TUOR_API_KEY = os.environ["TUOR_API_KEY"]
PROJECT_ID = "proj_abc123"

def fetch_active_prompt() -> dict:
    resp = httpx.get(
        f"https://api.tuor.dev/v1/projects/{PROJECT_ID}/prompts",
        headers={"X-API-Key": TUOR_API_KEY},
        timeout=5,
    )
    resp.raise_for_status()
    return resp.json()["active"]

# Cache at startup
prompt = fetch_active_prompt()

def run_and_trace(user_input: str) -> dict:
    model_output = call_your_model(prompt["content"], user_input)

    httpx.post(
        "https://api.tuor.dev/v1/traces/",
        headers={"X-API-Key": TUOR_API_KEY, "Content-Type": "application/json"},
        json={
            "project_id": PROJECT_ID,
            "model_input": {"content": user_input},
            "model_output": model_output,
            "trace_config": {
                "model": "gpt-4o",
                "prompt_version_id": prompt["id"],
            },
        },
    )
    return model_output

TypeScript

const TUOR_API_KEY = process.env.TUOR_API_KEY!;
const PROJECT_ID = "proj_abc123";

async function fetchActivePrompt() {
  const res = await fetch(
    `https://api.tuor.dev/v1/projects/${PROJECT_ID}/prompts`,
    { headers: { "X-API-Key": TUOR_API_KEY } }
  );
  const data = await res.json();
  return data.active;
}

// Cache at startup
const prompt = await fetchActivePrompt();

async function runAndTrace(userInput: string) {
  const modelOutput = await callYourModel(prompt.content, userInput);

  await fetch("https://api.tuor.dev/v1/traces/", {
    method: "POST",
    headers: {
      "X-API-Key": TUOR_API_KEY,
      "Content-Type": "application/json",
    },
    body: JSON.stringify({
      project_id: PROJECT_ID,
      model_input: { content: userInput },
      model_output: modelOutput,
      trace_config: {
        model: "gpt-4o",
        prompt_version_id: prompt.id,
      },
    }),
  });

  return modelOutput;
}

Save a new prompt version

When you want to update the prompt manually, POST a new version. It becomes active immediately and all subsequent fetches will return it.

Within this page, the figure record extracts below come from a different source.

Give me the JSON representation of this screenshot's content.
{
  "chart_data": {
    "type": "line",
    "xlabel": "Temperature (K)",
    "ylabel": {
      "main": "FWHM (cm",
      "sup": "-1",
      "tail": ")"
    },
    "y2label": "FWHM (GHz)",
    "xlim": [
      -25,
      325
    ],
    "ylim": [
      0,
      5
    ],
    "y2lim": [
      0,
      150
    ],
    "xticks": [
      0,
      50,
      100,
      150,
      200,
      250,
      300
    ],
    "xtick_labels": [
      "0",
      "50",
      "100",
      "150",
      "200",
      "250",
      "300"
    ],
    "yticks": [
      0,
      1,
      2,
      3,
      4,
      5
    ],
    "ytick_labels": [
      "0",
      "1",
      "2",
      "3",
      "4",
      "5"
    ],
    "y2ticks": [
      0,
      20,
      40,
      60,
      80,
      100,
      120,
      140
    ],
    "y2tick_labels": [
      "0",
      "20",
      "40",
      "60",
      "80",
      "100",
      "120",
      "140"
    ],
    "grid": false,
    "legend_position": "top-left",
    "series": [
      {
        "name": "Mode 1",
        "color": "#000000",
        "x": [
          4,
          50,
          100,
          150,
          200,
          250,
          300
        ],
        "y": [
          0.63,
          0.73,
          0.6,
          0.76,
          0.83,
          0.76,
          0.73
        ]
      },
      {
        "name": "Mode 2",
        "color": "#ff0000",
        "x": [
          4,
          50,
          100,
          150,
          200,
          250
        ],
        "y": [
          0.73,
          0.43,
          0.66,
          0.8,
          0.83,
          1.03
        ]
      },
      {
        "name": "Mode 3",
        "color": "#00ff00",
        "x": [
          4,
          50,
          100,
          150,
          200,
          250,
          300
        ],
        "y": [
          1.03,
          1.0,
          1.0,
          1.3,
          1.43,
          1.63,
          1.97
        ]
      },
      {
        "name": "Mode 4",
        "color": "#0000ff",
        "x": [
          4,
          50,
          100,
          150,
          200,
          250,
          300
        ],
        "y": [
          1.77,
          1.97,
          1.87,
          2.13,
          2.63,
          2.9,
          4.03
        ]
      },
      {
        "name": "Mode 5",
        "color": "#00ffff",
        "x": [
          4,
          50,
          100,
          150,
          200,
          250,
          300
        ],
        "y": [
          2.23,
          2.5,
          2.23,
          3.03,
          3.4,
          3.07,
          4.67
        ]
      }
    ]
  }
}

curl -X POST "https://api.tuor.dev/v1/projects/proj_abc123/prompts" \
  -H "X-API-Key: $TUOR_API_KEY" \
  -H "Content-Type: application/json" \
  -d '{ "content": "You are a financial assistant. Extract the following fields with strict ISO formatting..." }'

Prompt content is capped at 16 KB. The previous active version is retained in history and linked traces are unaffected.


Prompt refinement

Once a project has accumulated at least 10 reviewed traces since the current active version, Tuor can suggest a revised prompt based on what reviewers actually corrected. See the Integration API for the /refine and /accept-refinement endpoints.